利妥昔单抗是一种嵌合型鼠/人单克隆抗体(mAb)疗法,对CD20具有结合特异性。它是首个被批准用于肿瘤患者的治疗性抗体,近十年来一直是最畅销的肿瘤药物,2016年销售额达85.8亿美元。自1997年首次获批以来,它改善了所有B细胞恶性肿瘤的治疗效果,包括弥漫性大B细胞淋巴瘤、滤泡性淋巴瘤和慢性淋巴细胞白血病。尽管已广泛使用,但大多数机制数据是从研究中收集的,而各种反应机制在人类中的作用仍很大程度上未确定。Fcγ受体和补体蛋白基因的多态性被认为是对利妥昔单抗反应差异的潜在预测指标,但尚未显示出足以影响临床决策的影响。与当今开发的大多数靶向疗法不同,除了肿瘤负担减轻外,尚未发现已知的生物标志物来指示靶点结合/肿瘤反应。
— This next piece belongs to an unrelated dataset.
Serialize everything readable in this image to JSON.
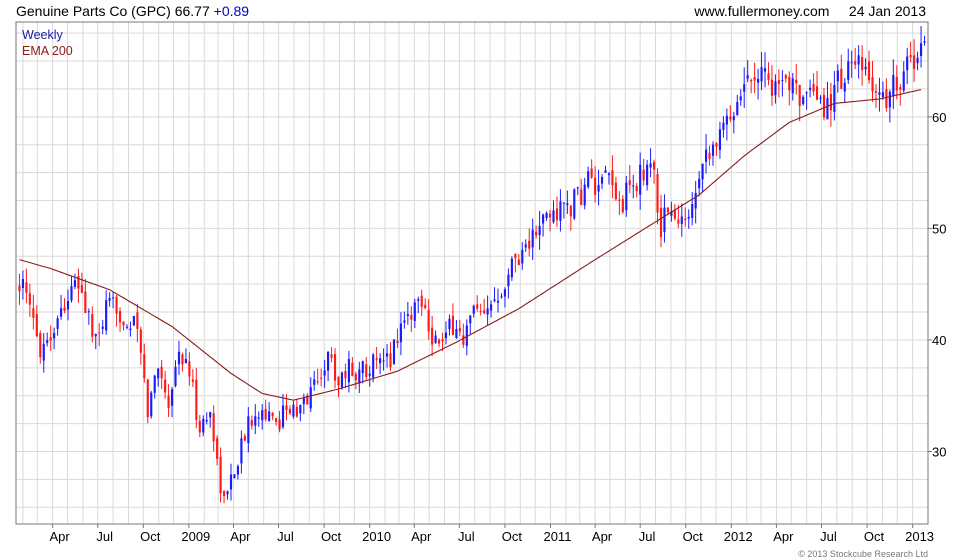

除了CD20本身之外,缺乏伴随生物标志物使得难以预测哪些患者会对任何给定的抗CD20抗体产生反应。在过去十年中,两种新的抗CD20抗体已被批准:奥法木单抗,它结合CD20的一个独特表位;奥妥珠单抗,一种源自利妥昔单抗的单克隆抗体,对Fc部分及其糖基化进行了修饰。两者都是完全人源化的,并且具有与利妥昔单抗不同的生物学活性。除了这些新的抗CD20抗体外,靶向淋巴瘤治疗的另一个即将到来的变化是随着利妥昔单抗专利到期,众多生物类似药即将上市。虽然利妥昔单抗本身可能会继续广泛使用,但其生物类似药将增加全球对该疗法的可及性。本综述讨论了利妥昔单抗反应机制和潜在生物标志物的当前研究,以及其生物类似药和更新的CD20结合单克隆抗体疗法。评估利妥昔单抗在个体患者中有效性的能力增强,以及替代抗CD20抗体的可用性,可能会导致我们未来使用CD20抗体的方式发生巨大变化。